Les étudiants des trois institutions se retrouvent depuis plus de quinze ans le vendredi dans le cadre des "ateliers" et planchent sur des projets proposés notamment par des partenaires rassemblés au sein d'Artem Entreprises. Un exercice qui permet de se frotter à d'autres modes de pensée, d'apprendre à se remettre en question.
D'abord organisés à titre expérimental, les ateliers constituent tous les ans un passsage obligé pour 600 étudiants. Au fur et à mesure des années, "la coopération s'est amplifiée, avec un accroissement des cours en commun", se félicite Jérôme Caby. Depuis trois ans, les "Creative Business Days", un séminaire de créativité et de stratégie, est proposé aux élèves de première année de l'ICN et des Mines. En fin de cursus, l'"Artem Insight" permet à 500 étudiants des trois écoles de répondre à des cas concrets soumis par les entreprises partenaires.

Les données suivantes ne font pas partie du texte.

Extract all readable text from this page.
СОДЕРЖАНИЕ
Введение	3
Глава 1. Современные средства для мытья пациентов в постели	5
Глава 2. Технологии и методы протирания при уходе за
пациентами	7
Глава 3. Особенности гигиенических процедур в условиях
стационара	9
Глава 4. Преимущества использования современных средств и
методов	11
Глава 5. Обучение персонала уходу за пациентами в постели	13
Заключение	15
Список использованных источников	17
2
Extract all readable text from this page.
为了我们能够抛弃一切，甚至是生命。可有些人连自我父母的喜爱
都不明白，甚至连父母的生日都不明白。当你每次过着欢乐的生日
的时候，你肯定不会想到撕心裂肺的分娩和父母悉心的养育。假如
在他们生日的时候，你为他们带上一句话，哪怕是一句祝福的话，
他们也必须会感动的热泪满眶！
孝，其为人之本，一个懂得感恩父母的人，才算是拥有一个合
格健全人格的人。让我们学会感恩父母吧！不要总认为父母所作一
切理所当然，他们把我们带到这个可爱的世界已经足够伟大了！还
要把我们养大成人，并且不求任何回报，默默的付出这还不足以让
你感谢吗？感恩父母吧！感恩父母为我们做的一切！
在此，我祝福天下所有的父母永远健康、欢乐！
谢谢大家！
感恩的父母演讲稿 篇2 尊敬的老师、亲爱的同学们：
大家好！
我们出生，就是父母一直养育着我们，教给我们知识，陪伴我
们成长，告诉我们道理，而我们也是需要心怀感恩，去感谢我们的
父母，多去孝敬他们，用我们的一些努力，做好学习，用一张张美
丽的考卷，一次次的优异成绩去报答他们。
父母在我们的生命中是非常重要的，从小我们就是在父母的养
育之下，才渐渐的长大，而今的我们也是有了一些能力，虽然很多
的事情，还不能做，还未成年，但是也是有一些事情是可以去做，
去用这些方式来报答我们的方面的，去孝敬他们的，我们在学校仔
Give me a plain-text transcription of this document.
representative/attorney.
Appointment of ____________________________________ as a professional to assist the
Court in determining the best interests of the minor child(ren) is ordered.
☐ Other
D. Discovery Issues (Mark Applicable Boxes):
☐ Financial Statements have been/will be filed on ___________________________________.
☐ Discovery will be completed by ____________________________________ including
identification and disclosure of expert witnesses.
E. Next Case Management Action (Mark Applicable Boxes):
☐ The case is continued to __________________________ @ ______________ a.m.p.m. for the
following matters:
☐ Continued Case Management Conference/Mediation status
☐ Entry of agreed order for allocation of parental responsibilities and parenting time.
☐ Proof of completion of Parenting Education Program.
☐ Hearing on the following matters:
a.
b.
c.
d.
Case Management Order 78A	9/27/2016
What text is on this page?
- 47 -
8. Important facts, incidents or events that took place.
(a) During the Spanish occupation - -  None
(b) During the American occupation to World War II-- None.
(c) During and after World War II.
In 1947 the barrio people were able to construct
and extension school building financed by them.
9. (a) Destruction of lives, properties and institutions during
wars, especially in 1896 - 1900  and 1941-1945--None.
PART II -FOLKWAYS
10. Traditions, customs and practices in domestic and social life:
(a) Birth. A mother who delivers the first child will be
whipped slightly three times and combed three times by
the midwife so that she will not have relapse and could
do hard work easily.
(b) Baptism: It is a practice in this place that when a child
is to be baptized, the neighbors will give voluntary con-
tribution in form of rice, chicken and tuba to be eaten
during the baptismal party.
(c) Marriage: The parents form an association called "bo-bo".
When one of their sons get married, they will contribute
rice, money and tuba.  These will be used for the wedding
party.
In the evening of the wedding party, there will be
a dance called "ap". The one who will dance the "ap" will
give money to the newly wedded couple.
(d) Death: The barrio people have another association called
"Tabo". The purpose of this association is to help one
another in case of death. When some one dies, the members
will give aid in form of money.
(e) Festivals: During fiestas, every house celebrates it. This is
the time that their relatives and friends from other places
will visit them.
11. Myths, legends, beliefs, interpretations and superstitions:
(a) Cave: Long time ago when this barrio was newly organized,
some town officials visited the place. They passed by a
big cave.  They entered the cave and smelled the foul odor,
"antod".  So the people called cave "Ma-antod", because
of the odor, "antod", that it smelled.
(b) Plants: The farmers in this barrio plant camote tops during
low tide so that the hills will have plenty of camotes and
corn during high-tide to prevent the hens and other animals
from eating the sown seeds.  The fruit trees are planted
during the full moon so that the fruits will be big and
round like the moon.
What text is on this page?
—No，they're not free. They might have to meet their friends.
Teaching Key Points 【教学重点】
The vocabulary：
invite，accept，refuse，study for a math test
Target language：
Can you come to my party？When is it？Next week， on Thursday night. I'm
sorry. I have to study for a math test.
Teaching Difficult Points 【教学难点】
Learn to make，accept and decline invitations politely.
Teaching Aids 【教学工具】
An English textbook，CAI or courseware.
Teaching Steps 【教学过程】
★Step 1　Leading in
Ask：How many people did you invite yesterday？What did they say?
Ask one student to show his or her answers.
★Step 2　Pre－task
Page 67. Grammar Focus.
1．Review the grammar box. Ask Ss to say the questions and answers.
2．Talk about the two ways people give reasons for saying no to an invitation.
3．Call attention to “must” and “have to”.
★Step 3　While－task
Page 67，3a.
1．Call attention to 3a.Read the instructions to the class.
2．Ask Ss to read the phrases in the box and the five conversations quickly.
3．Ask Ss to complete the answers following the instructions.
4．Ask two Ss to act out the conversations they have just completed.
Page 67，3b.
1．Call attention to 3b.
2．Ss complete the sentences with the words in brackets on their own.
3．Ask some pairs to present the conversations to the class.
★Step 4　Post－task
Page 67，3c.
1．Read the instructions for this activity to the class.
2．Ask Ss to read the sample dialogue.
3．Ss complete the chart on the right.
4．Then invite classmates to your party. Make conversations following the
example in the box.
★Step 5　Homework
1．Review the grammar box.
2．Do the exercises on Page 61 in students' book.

Vers un "triple diplôme" transdisciplinaire
Sur le plan curriculaire, l'Alliance Artem a accouché en 2012 d'un MSc in Luxury and Design Management. La prochaine étape ? La construction à l'horizon 2017-2018 d'un parcours Artem qui pourrait déboucher sur l'obtention d'"un triple diplôme". "Aujourd'hui, on a des îlots Artem, l'idée est de les relier pour avoir un continuum de formation en inventant de nouveaux modules et de nouveaux dispositifs", esquisse le directeur de l'Ensad, Christian Debize, très impliqué dans l'Alliance.
Même s'il n'existe pas d'étude sur l'impact de ces activités et de ces programmes sur l'insertion professionnelle des diplômés des trois écoles, la transdisciplinarité a ouvert à certains les portes d'univers insoupçonnés : "Certains étudiants d'ICN travaillent aujourd'hui dans l'art contemporain à des postes auxquels ils n'auraient pas eu accès sans Artem, assure Christian Debize. Plus globalement, nos diplômés ont acquis une ouverture, qui, une fois en entreprise, leur permet de faire bouger les lignes."
"Quand on sait qu’un ingénieur doit minimiser les risques dans son travail et un artiste se mettre en danger, on imagine aisément que la confrontation des points de vue enrichit la perspective et crée une émulation", ajoute Emmanuel Del Sordo, directeur d'ERDF pour la Meurthe-et-Moselle et président d'Artem Entreprises jusqu'en juin 2016.
Nos diplômés ont acquis une ouverture, qui, une fois en entreprise, leur permet de faire bouger les lignes. (C. Debize)
résultats timides en matière de recherche
Passé les crispations initiales, le mélange des cultures a également contribué progressivement à faire évoluer les pratiques enseignantes, notamment au sein de l'école d'art : "Qu'ils soient impliqués ou non dans Artem, les professeurs savent ce que nous devons à l'Alliance. Cette dernière nous a permis d'élargir notre vision et nos collaborations, et d'être beaucoup plus présents dans la recherche", précise le directeur de l'Ensad.
L'interdisciplinarité a débouché sur "des activités de recherche à l'interface des disciplines", souligne Michel Jauzein, ancien directeur des Mines Nancy. Deux programmes postmaster en arts ont été créés, ainsi que l'Artem Game Lab, un laboratoire de recherche et de développement expérimental de jeux vidéo.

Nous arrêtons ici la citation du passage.